This branch of the Austrian Hesch family is descended from Johann Hesch and his wife Marya (Schlinz) Hesch, who came to America from Oberschlagles, Bohemia with three sons: Paul, Mathias, and Anton. +++Johann & Marya settled in Buffalo County, Wisconsin but moved to Pierz, Mn in about 1885. .+++Mathias settled in Waumandee, Wisconsin and moved to Pierz in 1911. +++Anton never married but farmed with his dad in Agram Township, where he died in 1911.+++And Paul, my great grandfather, settled five miles away, in Buckman, Minnesota. He died there in 1900.

: : : : : : : : : : : :

Thursday, August 8, 2013

George and Lloyd Harting, and John Heach?

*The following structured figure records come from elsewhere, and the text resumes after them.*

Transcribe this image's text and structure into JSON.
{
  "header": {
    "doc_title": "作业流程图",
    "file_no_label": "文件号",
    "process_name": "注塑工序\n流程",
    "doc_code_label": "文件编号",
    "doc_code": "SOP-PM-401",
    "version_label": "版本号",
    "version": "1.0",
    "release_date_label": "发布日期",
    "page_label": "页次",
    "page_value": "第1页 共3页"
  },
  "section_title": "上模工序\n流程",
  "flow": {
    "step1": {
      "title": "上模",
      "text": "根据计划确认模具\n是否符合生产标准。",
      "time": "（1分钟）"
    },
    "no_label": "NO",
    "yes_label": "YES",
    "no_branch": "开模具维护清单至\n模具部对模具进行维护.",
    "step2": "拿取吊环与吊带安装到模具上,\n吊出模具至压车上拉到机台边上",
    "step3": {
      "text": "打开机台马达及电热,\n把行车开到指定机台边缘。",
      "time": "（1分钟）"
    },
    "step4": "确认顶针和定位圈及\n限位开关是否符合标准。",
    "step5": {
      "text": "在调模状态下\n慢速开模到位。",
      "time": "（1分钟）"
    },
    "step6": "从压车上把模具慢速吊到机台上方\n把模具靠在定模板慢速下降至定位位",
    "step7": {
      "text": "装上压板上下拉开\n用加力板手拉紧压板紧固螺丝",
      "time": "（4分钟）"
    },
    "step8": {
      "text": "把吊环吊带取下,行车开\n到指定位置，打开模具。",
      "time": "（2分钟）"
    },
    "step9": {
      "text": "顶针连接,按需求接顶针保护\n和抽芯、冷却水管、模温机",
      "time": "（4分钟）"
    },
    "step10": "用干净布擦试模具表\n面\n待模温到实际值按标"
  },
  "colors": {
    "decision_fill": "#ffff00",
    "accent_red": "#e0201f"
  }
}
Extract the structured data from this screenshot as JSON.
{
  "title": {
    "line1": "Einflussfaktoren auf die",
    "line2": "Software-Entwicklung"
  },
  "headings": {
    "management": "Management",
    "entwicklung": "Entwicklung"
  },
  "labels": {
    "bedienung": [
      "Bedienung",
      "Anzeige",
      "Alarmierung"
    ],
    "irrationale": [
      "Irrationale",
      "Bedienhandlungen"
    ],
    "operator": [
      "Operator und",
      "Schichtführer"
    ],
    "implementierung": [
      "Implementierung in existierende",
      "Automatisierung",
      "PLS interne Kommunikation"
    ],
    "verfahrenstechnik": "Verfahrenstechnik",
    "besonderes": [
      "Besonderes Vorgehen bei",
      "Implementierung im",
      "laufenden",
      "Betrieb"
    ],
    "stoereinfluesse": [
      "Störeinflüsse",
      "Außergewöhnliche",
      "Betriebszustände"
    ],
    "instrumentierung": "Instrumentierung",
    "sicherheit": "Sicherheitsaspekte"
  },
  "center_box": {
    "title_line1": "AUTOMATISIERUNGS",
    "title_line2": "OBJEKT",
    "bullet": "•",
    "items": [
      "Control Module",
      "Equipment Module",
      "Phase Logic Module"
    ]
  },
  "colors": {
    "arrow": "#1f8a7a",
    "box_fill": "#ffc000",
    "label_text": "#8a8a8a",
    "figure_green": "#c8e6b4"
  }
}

 As we mentioned in the last post,  Little Falls was home to George and Lloyd Harting, sons of a  furniture dealer there, Harting and Sons.  George was born in 1877, and Lloyd in 1901, so together they covered a lot of artistic canvas, you might say (DAMN, I'm funny).

But WHY are we fixated on them here on HH? 
Well, partly because they were written up in the Little Falls Herald and Transcript in those years and we can't RESIST any possible connections--to wit, another article from 1906 involving our old friend John Heach*. 

  But first, there was this article in the Herald--George (the elder bro) illustrated a couple pages for "Browning's Magazine", but all I could find was Browning's Industrial Magazine.  I flipped page by page thru October, 1906, and there were no poems or interpretive drawings, just schematics and diagrams of machines.  Sigh!   If the right magazine is ever digitized, we'll add the drawings here for sure.  Don't hold your breath.

*In the meantime, LOOK at the mystery we discovered:

"The old picture drawn by a few of our local artists, of John Heach, when he defeated a LaFond mob in Bares saloon on September 28, 1900, is again on exhibition in one of our lower town [Pierz] saloons. The picture was drawn right after the battle and beautifully framed and placed in Bares saloon at that time.  Later it was placed in the American House [hotel] in Little Falls for about two years, after which it was again taken back to Pierz.  Mr Heach thinks a great deal of the picture and will not allow the saloonkeeper to dispose of it for any money."

Yes, I can hear you thinking  "fer dumb"...but isn't it kind of mystically providential that we discovered unknown (to us) artists in LF and then a mention of John Heach and a drawing of him that could still be around? Ok, ok, that's a real long shot, but wouldn't it be COOL if it was rolled up or among other pictures at the Weyerhaeuser, or in someone's attic or (horrors!) at a Pierz garage sale?  It's possible, IF it's still around, that the owner has no idea what it depicts.  We already have the staff at the Morrison County Historical Society alerted, and they're looking....cross your fingers, ok?
We'll post their answer and anything else we hear about it ☺, promise.